Dopo tutte le cazzate (e varianti annesse) sparate in questi anni sulle scuole di scrittura creativa, tipo la pompatissima Holden dell’osannato Alessandro Baricco, finalmente qualcuno che dice le cose come stanno o come dovrebbero stare.
Paolo Di Stefano nella sua rubrica Il piccolo fratello del Corriere della Sera si è posto l’interrogativo su quale fosse la migliore scuola di scrittura e si è dato pure una risposta.

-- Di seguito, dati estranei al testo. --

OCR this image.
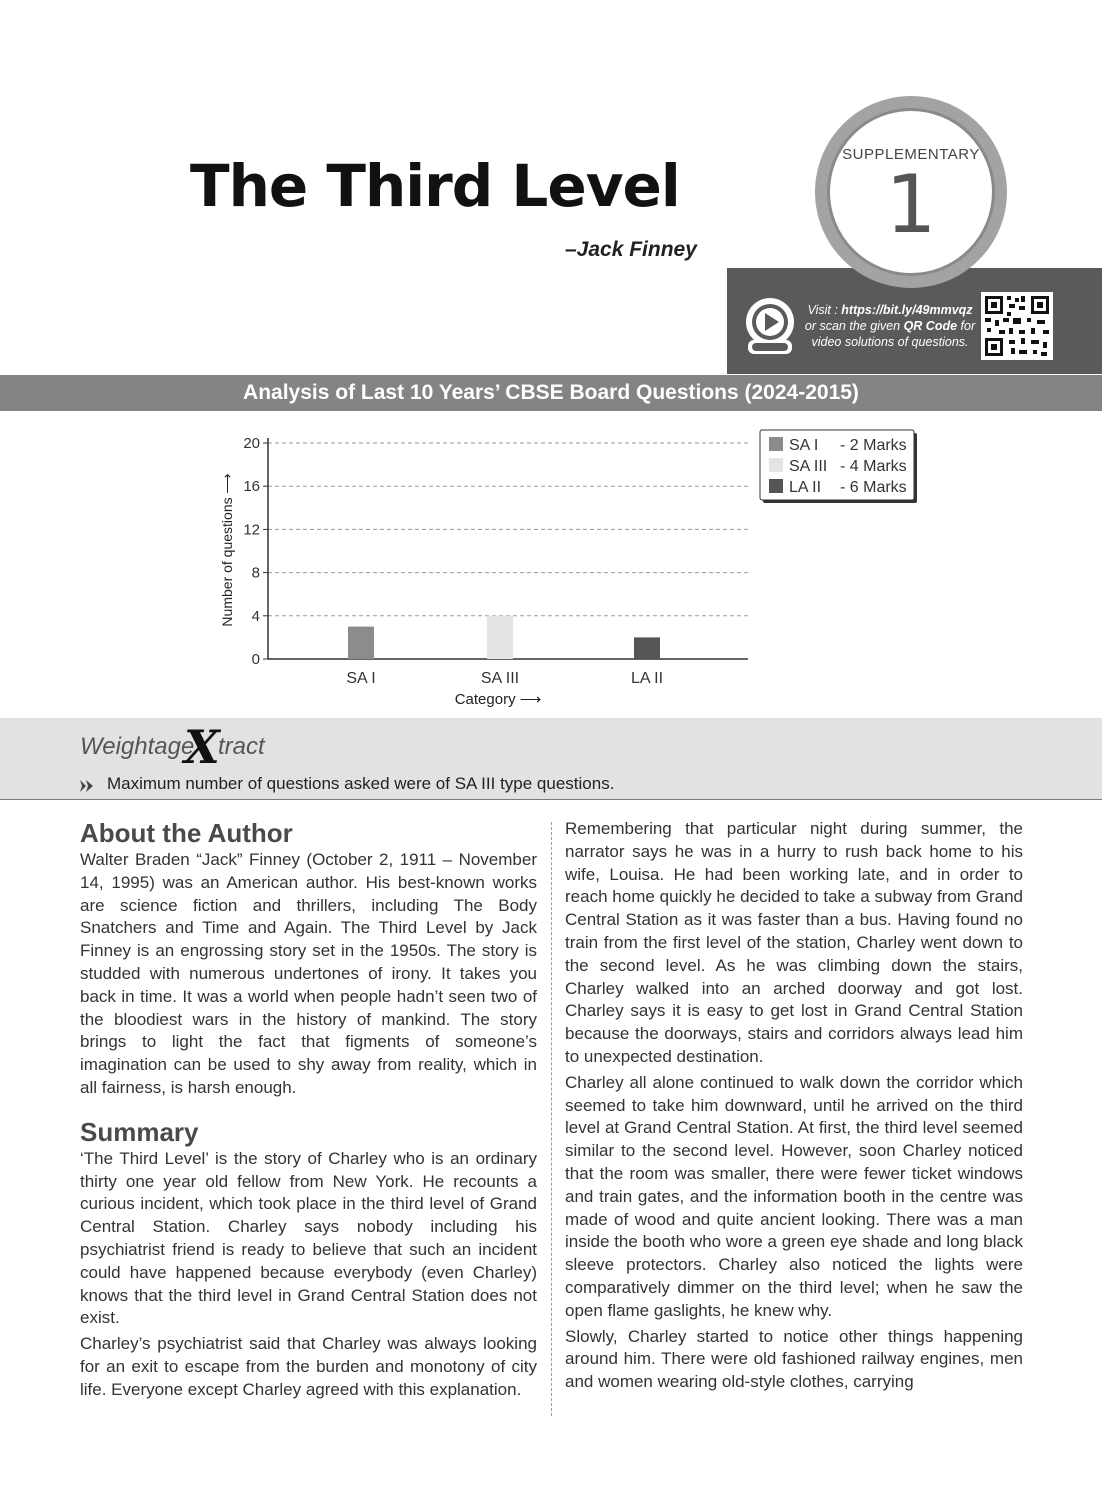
The Third Level
–Jack Finney
SUPPLEMENTARY
1
Visit : https://bit.ly/49mmvqz
or scan the given QR Code for
video solutions of questions.
Analysis of Last 10 Years’ CBSE Board Questions (2024-2015)
0
4
8
12
16
20
SA I	SA III	LA II
Category ⟶
Number of questions ⟶
SA I - 2 Marks
SA III - 4 Marks
LA II - 6 Marks
Weightage
X
tract
Maximum number of questions asked were of SA III type questions.
About the Author
Walter Braden “Jack” Finney (October 2, 1911 – November 14, 1995) was an American author. His best-known works are science fiction and thrillers, including The Body Snatchers and Time and Again. The Third Level by Jack Finney is an engrossing story set in the 1950s. The story is studded with numerous undertones of irony. It takes you back in time. It was a world when people hadn’t seen two of the bloodiest wars in the history of mankind. The story brings to light the fact that figments of someone’s imagination can be used to shy away from reality, which in all fairness, is harsh enough.
Summary
‘The Third Level’ is the story of Charley who is an ordinary thirty one year old fellow from New York. He recounts a curious incident, which took place in the third level of Grand Central Station. Charley says nobody including his psychiatrist friend is ready to believe that such an incident could have happened because everybody (even Charley) knows that the third level in Grand Central Station does not exist.
Charley’s psychiatrist said that Charley was always looking for an exit to escape from the burden and monotony of city life. Everyone except Charley agreed with this explanation.
Remembering that particular night during summer, the narrator says he was in a hurry to rush back home to his wife, Louisa. He had been working late, and in order to reach home quickly he decided to take a subway from Grand Central Station as it was faster than a bus. Having found no train from the first level of the station, Charley went down to the second level. As he was climbing down the stairs, Charley walked into an arched doorway and got lost. Charley says it is easy to get lost in Grand Central Station because the doorways, stairs and corridors always lead him to unexpected destination.
Charley all alone continued to walk down the corridor which seemed to take him downward, until he arrived on the third level at Grand Central Station. At first, the third level seemed similar to the second level. However, soon Charley noticed that the room was smaller, there were fewer ticket windows and train gates, and the information booth in the centre was made of wood and quite ancient looking. There was a man inside the booth who wore a green eye shade and long black sleeve protectors. Charley also noticed the lights were comparatively dimmer on the third level; when he saw the open flame gaslights, he knew why.
Slowly, Charley started to notice other things happening around him. There were old fashioned railway engines, men and women wearing old-style clothes, carrying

Secca: “Leggere – ha scritto – Rubare i trucchi del mestiere ai romanzi e alle poesie dei grandi autori….”. Perfetto. Si può essere d’accordo con Di Stefano: i grandi scrittori non hanno frequentato scuole (e nemmeno “corsi di formazione”) e pensiamo che mai si sarebbero sognati di entrarci se pure gliele avessero consigliate. Questo vale per la scrittura, ma l’opinione di Di Stefano potrebbe andar bene pure per la settima arte.
Oggi vanno tanto di moda le scuole di cinema, sceneggiatura, montaggio, salvo ricordare che per diventare un buon regista non è un passaggio obbligato frequentare scuole e corsi. Truffaut (solo per fare un esempio, ma si potrebbe citare pure Pasolini o altri nomi importanti del grande cinema di tutti i tempi) è diventato un maestro dietro la macchina da presa, ma non ha frequentato nessuna scuola di cinema di Parigi, lui il suo sguardo l’ha lasciato allenare e lievitare vedendo i film e militando in quel grande laboratorio di critica cinematografica che sono state le pagine dei Cahiers du Cinema. Le ombre dello schermo hanno lasciato in lui una memoria di immagini e pensieri da cui è andato poi maturando il cinema che ha prodotto.
Guardare i film, conoscere le opere dei grandi registi del mondo e di tutte le epoche, questa è la miglior palestra per chi vuol mettersi dietro la camera da presa (o una videocamera). E’ come con la scrittura, il cinema (il bel cinema) lo si impara rubando il mestiere, i trucchi ai grandi autori.